The ticking bomb scenario popularized in the tv series “24” and rationalized legally by Alan Dershowitz argues that to save many you can, even should, torture a few. Basically this is the economy and danger of war. We destroy the enemy who wants to destroy us. It’s us or them. Torture exists in a dangerous present tense. It is poised in pain. The images are not of dead bodies (as in the  mass graves, heads, hair, fillings, and skin lamps of Nazi footage) but of breathing bodies on the edge of death or terrible mutilation or hurt. Bodily vulnerabilities have always fueled fantasy—branding, flaying, sexual harm. Literature and movies approach, evoke, explore, and give catharsis about our bodies’ frailties. They are part of our imaginative human repertoire and as familiar as our fears. Imaginatively torture is in our consciousness. It is explicit in religious images of hell, which like the movies are artistic, imagined. They are not real, involving specific living people.

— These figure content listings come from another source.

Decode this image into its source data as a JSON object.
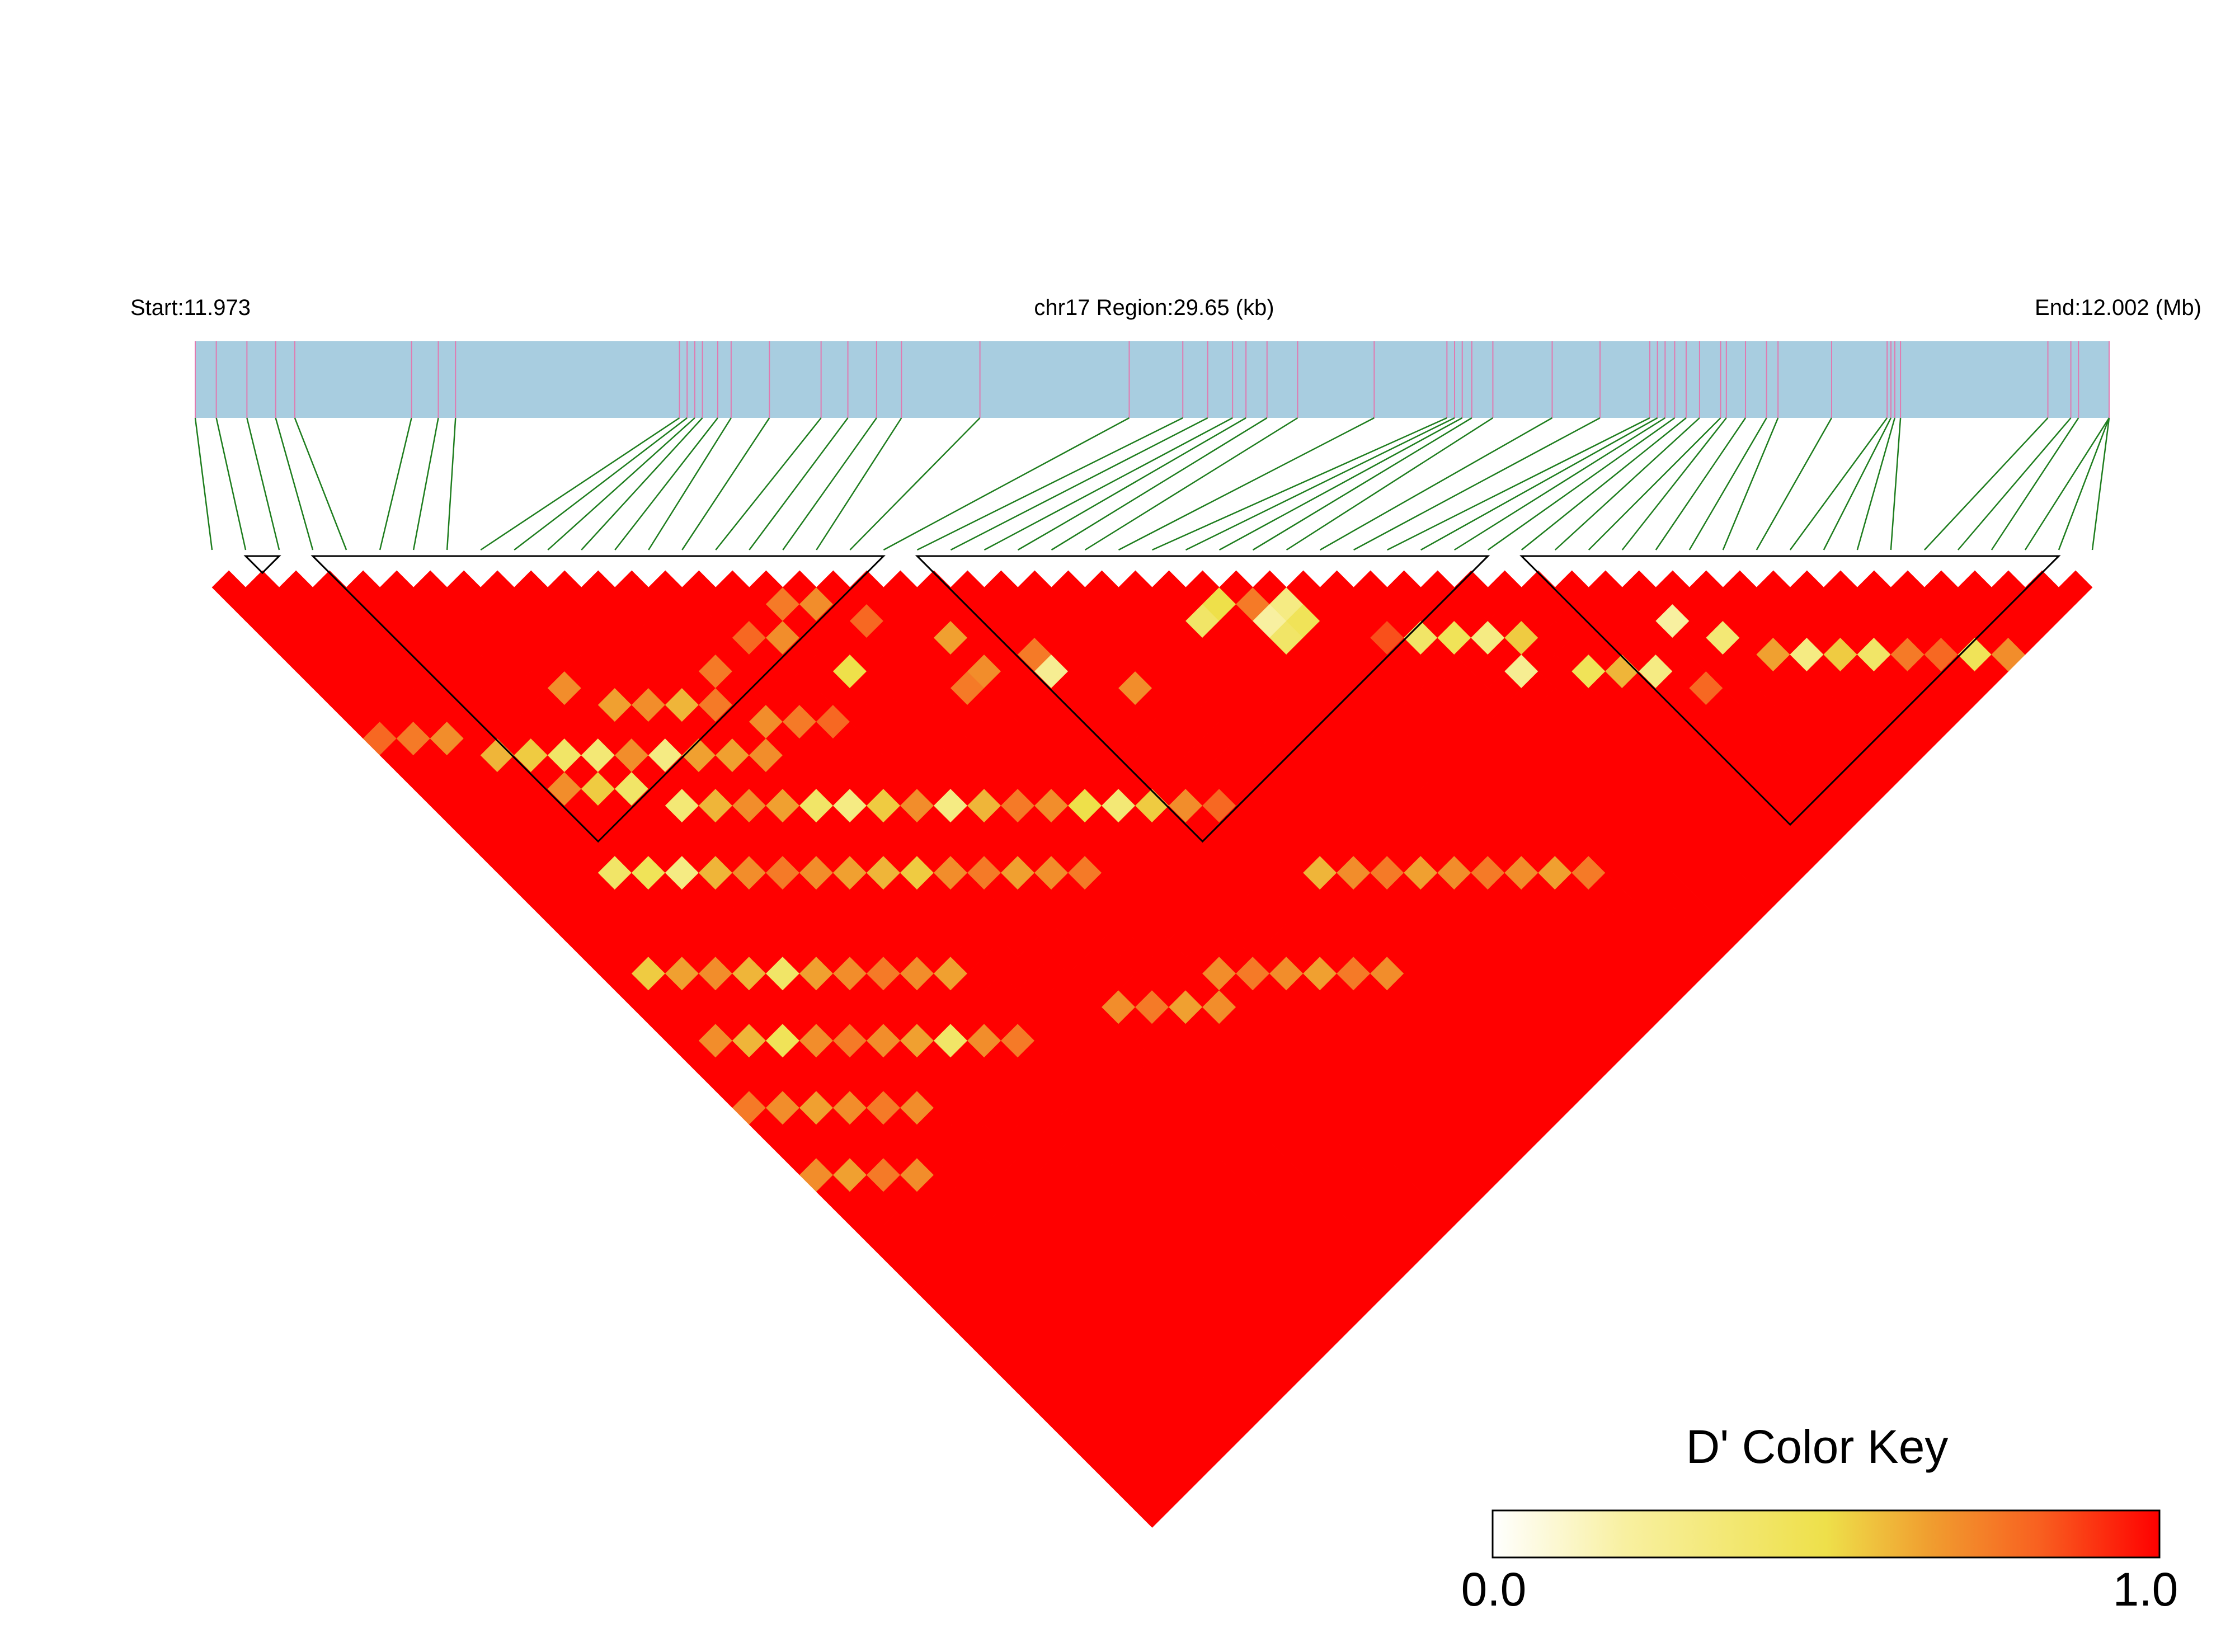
{
  "header": {
    "start_label": "Start:11.973",
    "region_label": "chr17 Region:29.65 (kb)",
    "end_label": "End:12.002 (Mb)"
  },
  "colors": {
    "region_bar": "#a8cde0",
    "snp_tick": "#e07ab0",
    "connector": "#1e7d1e",
    "block_outline": "#000000",
    "scale": [
      "#ffffff",
      "#f8f0a0",
      "#eee04a",
      "#f0a030",
      "#f86020",
      "#ff0000"
    ]
  },
  "chart_data": {
    "type": "heatmap",
    "title": "",
    "xlabel": "",
    "ylabel": "",
    "region": {
      "chromosome": "chr17",
      "start_mb": 11.973,
      "end_mb": 12.002,
      "length_kb": 29.65
    },
    "snp_count": 57,
    "snp_positions_fraction": [
      0.0,
      0.011,
      0.027,
      0.042,
      0.052,
      0.113,
      0.127,
      0.136,
      0.253,
      0.257,
      0.261,
      0.265,
      0.273,
      0.28,
      0.3,
      0.327,
      0.341,
      0.356,
      0.369,
      0.41,
      0.488,
      0.516,
      0.529,
      0.542,
      0.549,
      0.56,
      0.576,
      0.616,
      0.654,
      0.658,
      0.662,
      0.667,
      0.678,
      0.709,
      0.734,
      0.76,
      0.764,
      0.768,
      0.773,
      0.779,
      0.786,
      0.797,
      0.8,
      0.81,
      0.821,
      0.827,
      0.855,
      0.884,
      0.886,
      0.888,
      0.891,
      0.968,
      0.98,
      0.984,
      1.0,
      1.002,
      1.0
    ],
    "haplotype_blocks": [
      [
        1,
        2
      ],
      [
        3,
        20
      ],
      [
        21,
        38
      ],
      [
        39,
        55
      ]
    ],
    "ld_metric": "D'",
    "color_key": {
      "title": "D' Color Key",
      "min": 0.0,
      "max": 1.0,
      "min_label": "0.0",
      "max_label": "1.0"
    },
    "ld_low_value_cells": [
      [
        16,
        18,
        0.75
      ],
      [
        17,
        19,
        0.7
      ],
      [
        14,
        18,
        0.8
      ],
      [
        12,
        18,
        0.75
      ],
      [
        18,
        21,
        0.8
      ],
      [
        15,
        19,
        0.7
      ],
      [
        20,
        24,
        0.65
      ],
      [
        19,
        26,
        0.75
      ],
      [
        22,
        27,
        0.75
      ],
      [
        20,
        26,
        0.7
      ],
      [
        16,
        22,
        0.5
      ],
      [
        22,
        28,
        0.25
      ],
      [
        24,
        31,
        0.7
      ],
      [
        30,
        33,
        0.2
      ],
      [
        28,
        31,
        0.4
      ],
      [
        30,
        32,
        0.75
      ],
      [
        31,
        33,
        0.3
      ],
      [
        29,
        31,
        0.5
      ],
      [
        31,
        34,
        0.45
      ],
      [
        30,
        34,
        0.4
      ],
      [
        33,
        37,
        0.85
      ],
      [
        34,
        38,
        0.4
      ],
      [
        35,
        39,
        0.45
      ],
      [
        36,
        40,
        0.3
      ],
      [
        37,
        41,
        0.55
      ],
      [
        36,
        42,
        0.25
      ],
      [
        38,
        44,
        0.45
      ],
      [
        39,
        45,
        0.6
      ],
      [
        40,
        46,
        0.3
      ],
      [
        41,
        48,
        0.8
      ],
      [
        42,
        45,
        0.2
      ],
      [
        43,
        47,
        0.35
      ],
      [
        44,
        49,
        0.65
      ],
      [
        45,
        50,
        0.3
      ],
      [
        46,
        51,
        0.55
      ],
      [
        47,
        52,
        0.4
      ],
      [
        48,
        53,
        0.75
      ],
      [
        49,
        54,
        0.8
      ],
      [
        50,
        55,
        0.45
      ],
      [
        51,
        56,
        0.7
      ],
      [
        7,
        14,
        0.7
      ],
      [
        8,
        16,
        0.65
      ],
      [
        9,
        17,
        0.7
      ],
      [
        10,
        18,
        0.6
      ],
      [
        11,
        19,
        0.75
      ],
      [
        12,
        21,
        0.7
      ],
      [
        13,
        22,
        0.75
      ],
      [
        14,
        23,
        0.8
      ],
      [
        10,
        21,
        0.65
      ],
      [
        11,
        22,
        0.7
      ],
      [
        0,
        10,
        0.8
      ],
      [
        1,
        11,
        0.75
      ],
      [
        2,
        12,
        0.7
      ],
      [
        3,
        14,
        0.6
      ],
      [
        4,
        15,
        0.55
      ],
      [
        5,
        16,
        0.4
      ],
      [
        6,
        17,
        0.35
      ],
      [
        7,
        18,
        0.7
      ],
      [
        8,
        19,
        0.3
      ],
      [
        9,
        20,
        0.65
      ],
      [
        4,
        17,
        0.7
      ],
      [
        5,
        18,
        0.55
      ],
      [
        6,
        19,
        0.4
      ],
      [
        7,
        21,
        0.35
      ],
      [
        8,
        22,
        0.6
      ],
      [
        9,
        23,
        0.7
      ],
      [
        10,
        24,
        0.65
      ],
      [
        11,
        25,
        0.4
      ],
      [
        12,
        26,
        0.3
      ],
      [
        13,
        27,
        0.55
      ],
      [
        14,
        28,
        0.7
      ],
      [
        15,
        29,
        0.3
      ],
      [
        16,
        30,
        0.6
      ],
      [
        17,
        31,
        0.75
      ],
      [
        18,
        32,
        0.7
      ],
      [
        19,
        33,
        0.5
      ],
      [
        20,
        34,
        0.35
      ],
      [
        21,
        35,
        0.55
      ],
      [
        22,
        36,
        0.7
      ],
      [
        23,
        37,
        0.8
      ],
      [
        3,
        21,
        0.4
      ],
      [
        4,
        22,
        0.45
      ],
      [
        5,
        23,
        0.3
      ],
      [
        6,
        24,
        0.6
      ],
      [
        7,
        25,
        0.7
      ],
      [
        8,
        26,
        0.75
      ],
      [
        9,
        27,
        0.7
      ],
      [
        10,
        28,
        0.65
      ],
      [
        11,
        29,
        0.6
      ],
      [
        12,
        30,
        0.55
      ],
      [
        13,
        31,
        0.7
      ],
      [
        14,
        32,
        0.75
      ],
      [
        15,
        33,
        0.65
      ],
      [
        16,
        34,
        0.7
      ],
      [
        17,
        35,
        0.75
      ],
      [
        1,
        25,
        0.55
      ],
      [
        2,
        26,
        0.65
      ],
      [
        3,
        27,
        0.7
      ],
      [
        4,
        28,
        0.6
      ],
      [
        5,
        29,
        0.4
      ],
      [
        6,
        30,
        0.65
      ],
      [
        7,
        31,
        0.7
      ],
      [
        8,
        32,
        0.75
      ],
      [
        9,
        33,
        0.7
      ],
      [
        10,
        34,
        0.65
      ],
      [
        1,
        29,
        0.7
      ],
      [
        2,
        30,
        0.6
      ],
      [
        3,
        31,
        0.45
      ],
      [
        4,
        32,
        0.7
      ],
      [
        5,
        33,
        0.75
      ],
      [
        6,
        34,
        0.7
      ],
      [
        7,
        35,
        0.65
      ],
      [
        8,
        36,
        0.4
      ],
      [
        9,
        37,
        0.7
      ],
      [
        10,
        38,
        0.75
      ],
      [
        0,
        32,
        0.75
      ],
      [
        1,
        33,
        0.7
      ],
      [
        2,
        34,
        0.65
      ],
      [
        3,
        35,
        0.7
      ],
      [
        4,
        36,
        0.75
      ],
      [
        5,
        37,
        0.7
      ],
      [
        0,
        36,
        0.7
      ],
      [
        1,
        37,
        0.65
      ],
      [
        2,
        38,
        0.75
      ],
      [
        3,
        39,
        0.7
      ],
      [
        24,
        42,
        0.6
      ],
      [
        25,
        43,
        0.7
      ],
      [
        26,
        44,
        0.75
      ],
      [
        27,
        45,
        0.65
      ],
      [
        28,
        46,
        0.7
      ],
      [
        29,
        47,
        0.75
      ],
      [
        30,
        48,
        0.7
      ],
      [
        31,
        49,
        0.65
      ],
      [
        32,
        50,
        0.75
      ],
      [
        18,
        42,
        0.7
      ],
      [
        19,
        43,
        0.75
      ],
      [
        20,
        44,
        0.7
      ],
      [
        21,
        45,
        0.65
      ],
      [
        22,
        46,
        0.75
      ],
      [
        23,
        47,
        0.7
      ],
      [
        14,
        40,
        0.7
      ],
      [
        15,
        41,
        0.75
      ],
      [
        16,
        42,
        0.65
      ],
      [
        17,
        43,
        0.7
      ]
    ]
  }
}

Many people see the tortured Christ as an emblem of human suffering. He is whipped, beaten, mocked, degraded, punctured, speared and nailed to a cross. His torturers carry out orders as he remains noble and forgiving. His drama is called ‘the passion,’ meaning the suffering story he enacts, as in Mel Gibson’s The Passion of the Christ. What distinguishes that film from Braveheart is not the thorns, but the character of Christ who really survives the movie torment of torture and death for believers.  Christians often divide over whether to emulate the non-violent submissive Christ who reveals the violence of others by suffering it, or a resurrected Christ who returns with punitive judgment. In Michelangelo’s Last Judgment  Christ has his right arm raised as if to smite rather than beckon to the reward for kindness to fellow men.

Torture invokes not only the sense of bodily pain and danger of death but large tropes about power. From spanking to eternal smiting the infliction of pain for a purpose triggers human fear and caution and debate.

Against movie histrionics and hysteria many professional interrogators argue that torture doesn’t work and instead foments war fury. That is why Obama wants the photographs hidden. People say that the US used to be known as decent to its prisoners of war. Many world citizens see us now as guilty of war crimes, violators of the Geneva Conventions, callously inured to our right to rule and dominate. The photographs document that charge.

Rumsfeld called the Abu Ghraib photos “radioactive” and deplored their publication. His labeling spun them as the danger, not the story they told. That story, the administration said, was of a few depraved people doing despicable acts, not our story. Cheney repeats the chant. But it is harder to spin razored and mutilated bodies than stories or fear. We should look at  torture. And we should confront the images that document its reality rather than hide the faces in fictions that they don’t exist. And we should expose as well the ugly sire of torture, war.